The Board of Appropriations has not issued a decision on whether it will match SGA’s funding, but Locke said he is optimistic.
“I think it would be a travesty if they decided not to use the remaining funds on the project,” he said.
For the record, Senator Mollie Davis’s comments about SEA are misleading when she says that the organization had “not done background work.” I was in university meetings with representatives from SEA, Physical Plant, and Nationals. The group did extensive background work, which includes research on bin placement, ideas to educate students, analysis of reasons for program expansion, and ideas for sustainability of the recycling program. This group worked very hard.
We met constantly for a couple of months, crunched numbers, and conducted cost-benefit analyses on different types of bins. The current bins will last many years without requiring replacement, especially when compared to cheaper plastic ones.
I’d rather student money be spent on bins that last a dozen years than dinners for organizations or similar one-time expenses.
I’d also like to point out that the success of recycling bins on Mercer’s main campus is an incentive for Mercer’s administration to expand the program to all of its campuses, including regional academic centers, around the state ultimately becoming a selling point of the university as a whole. The potential for impact is great in that aspect meaning that expansion on the Macon campus is a small step to expansion overall.
Regardless, funding recycling bins isn’t showing preference to any one student organization. It’s doing something to make the entire campus better – something that the administration itself should be paying for instead of thrusting onto the shoulders of student organizations.
I see the point as Moot Carl…Students pay tuition. Tuition is used to create the BOA budget. BOA allocates to SGA. The money comes from the customer in the end…
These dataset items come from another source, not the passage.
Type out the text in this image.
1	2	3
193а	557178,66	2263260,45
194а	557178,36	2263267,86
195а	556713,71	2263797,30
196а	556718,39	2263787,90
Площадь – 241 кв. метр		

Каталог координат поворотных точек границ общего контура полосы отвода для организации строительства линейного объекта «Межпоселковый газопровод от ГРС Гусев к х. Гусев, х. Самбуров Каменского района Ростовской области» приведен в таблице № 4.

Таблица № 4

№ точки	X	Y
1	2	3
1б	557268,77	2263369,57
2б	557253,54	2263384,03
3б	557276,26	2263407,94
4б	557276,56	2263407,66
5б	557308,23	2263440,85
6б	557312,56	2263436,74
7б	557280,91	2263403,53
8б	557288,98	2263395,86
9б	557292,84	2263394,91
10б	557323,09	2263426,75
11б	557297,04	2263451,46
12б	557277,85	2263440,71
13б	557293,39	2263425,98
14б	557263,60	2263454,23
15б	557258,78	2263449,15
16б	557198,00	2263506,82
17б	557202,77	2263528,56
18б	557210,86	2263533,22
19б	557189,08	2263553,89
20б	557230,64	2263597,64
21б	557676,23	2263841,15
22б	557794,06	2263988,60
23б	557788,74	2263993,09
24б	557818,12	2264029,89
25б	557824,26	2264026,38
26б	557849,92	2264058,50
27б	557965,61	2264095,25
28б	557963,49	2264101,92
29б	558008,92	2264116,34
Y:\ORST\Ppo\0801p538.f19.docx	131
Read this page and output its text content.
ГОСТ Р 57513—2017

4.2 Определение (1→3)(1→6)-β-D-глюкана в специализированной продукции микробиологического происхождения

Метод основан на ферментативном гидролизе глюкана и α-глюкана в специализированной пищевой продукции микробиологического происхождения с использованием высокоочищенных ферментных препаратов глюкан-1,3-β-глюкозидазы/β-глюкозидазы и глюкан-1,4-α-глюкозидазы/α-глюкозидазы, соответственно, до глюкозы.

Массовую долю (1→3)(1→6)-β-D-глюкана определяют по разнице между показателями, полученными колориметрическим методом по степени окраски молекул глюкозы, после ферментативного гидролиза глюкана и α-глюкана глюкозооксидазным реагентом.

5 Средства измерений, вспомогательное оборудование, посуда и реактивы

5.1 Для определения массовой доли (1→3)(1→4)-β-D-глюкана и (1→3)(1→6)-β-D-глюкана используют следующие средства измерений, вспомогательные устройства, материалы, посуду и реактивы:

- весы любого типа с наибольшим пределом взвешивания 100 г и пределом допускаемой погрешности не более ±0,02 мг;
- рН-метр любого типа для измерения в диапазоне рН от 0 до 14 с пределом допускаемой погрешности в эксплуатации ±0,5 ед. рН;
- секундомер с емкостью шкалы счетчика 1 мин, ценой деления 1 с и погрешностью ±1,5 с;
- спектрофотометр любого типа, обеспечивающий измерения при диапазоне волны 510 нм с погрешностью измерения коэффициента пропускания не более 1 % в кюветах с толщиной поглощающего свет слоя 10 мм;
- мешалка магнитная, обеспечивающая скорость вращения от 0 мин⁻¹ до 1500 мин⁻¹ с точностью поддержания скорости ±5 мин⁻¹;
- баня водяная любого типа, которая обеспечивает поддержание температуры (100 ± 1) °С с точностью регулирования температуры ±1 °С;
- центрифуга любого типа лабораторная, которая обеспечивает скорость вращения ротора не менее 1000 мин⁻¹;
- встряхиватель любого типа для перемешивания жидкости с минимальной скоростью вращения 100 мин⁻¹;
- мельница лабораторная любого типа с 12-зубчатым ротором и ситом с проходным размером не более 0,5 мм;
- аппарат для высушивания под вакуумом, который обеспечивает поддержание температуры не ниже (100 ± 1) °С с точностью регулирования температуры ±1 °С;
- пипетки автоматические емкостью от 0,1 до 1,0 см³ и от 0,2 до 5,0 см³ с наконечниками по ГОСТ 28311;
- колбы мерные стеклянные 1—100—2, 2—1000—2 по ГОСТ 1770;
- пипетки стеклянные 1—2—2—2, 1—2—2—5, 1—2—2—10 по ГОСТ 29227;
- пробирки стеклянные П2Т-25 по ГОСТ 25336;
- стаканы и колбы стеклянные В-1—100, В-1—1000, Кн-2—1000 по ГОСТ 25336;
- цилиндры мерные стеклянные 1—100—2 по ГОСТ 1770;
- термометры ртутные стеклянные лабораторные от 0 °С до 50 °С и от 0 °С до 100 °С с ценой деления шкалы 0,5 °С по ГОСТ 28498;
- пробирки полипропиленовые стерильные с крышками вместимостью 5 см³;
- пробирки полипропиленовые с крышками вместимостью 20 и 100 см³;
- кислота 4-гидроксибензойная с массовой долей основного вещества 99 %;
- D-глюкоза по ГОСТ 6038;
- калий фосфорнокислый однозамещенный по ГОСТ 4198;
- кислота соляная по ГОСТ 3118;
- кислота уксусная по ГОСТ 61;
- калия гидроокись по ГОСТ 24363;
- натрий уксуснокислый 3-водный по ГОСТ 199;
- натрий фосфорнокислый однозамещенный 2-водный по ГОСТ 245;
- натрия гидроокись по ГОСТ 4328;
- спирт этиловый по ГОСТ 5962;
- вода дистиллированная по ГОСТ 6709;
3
Umm, yes, but wouldn’t you say that recycling is a necessary and basic part of the 21st century campus infrastructure that shouldn’t be left up to the student body to implement? I don’t know of any of Mercer’s peer institutions that don’t have university-run, comprehensive recycling programs as a fixed part of the budget. It’s too important of an issue to leave up to chance. Plus, it’ll make all of our degrees worth more!
I think you’re right here, Carl. It seems to me though that the University wouldn’t be crazy about the idea of spending $8,000 for a program that, while experiencing some success recently, has had a rocky history in the past 5 or so years.
I’ll be curious to see how financially involved the Administration is in the future of the program.
Though the idea of using the special funding budget to benefit the entire student body and the University as a whole is a new one, I think it is right on track. In the past SF has been used to make up for conference fees or other expenses the Senate couldn’t fund in the Bear Grants process, and while that too is a meaningful use of funds, I think the more students affect, the better.
It has and will continue to be the Senate’s job to take on projects students are passionate about and get them off the ground. Once the administration sees that they are viable it can then begin to work it into it’s own budget. Trolley system anyone? SGA funded that in the beginning.
Separately, while there may be some discussion on how much leg work Senators should do for organizations, it certainly not Senators’ responsibility to undo or undermined the efforts of a group. I second Gene’s comments on the matter.
Wesley, we now have a specific “Conference and Lodging” appropriation. The new Special Funding is open to non-Bear Grant expenses as well as initiatives like these. It speaks highly of our student body and SGA when we can say, “we want to start something that will benefit the campus and future Mercerians, this is how we want to do it, let’s work together.”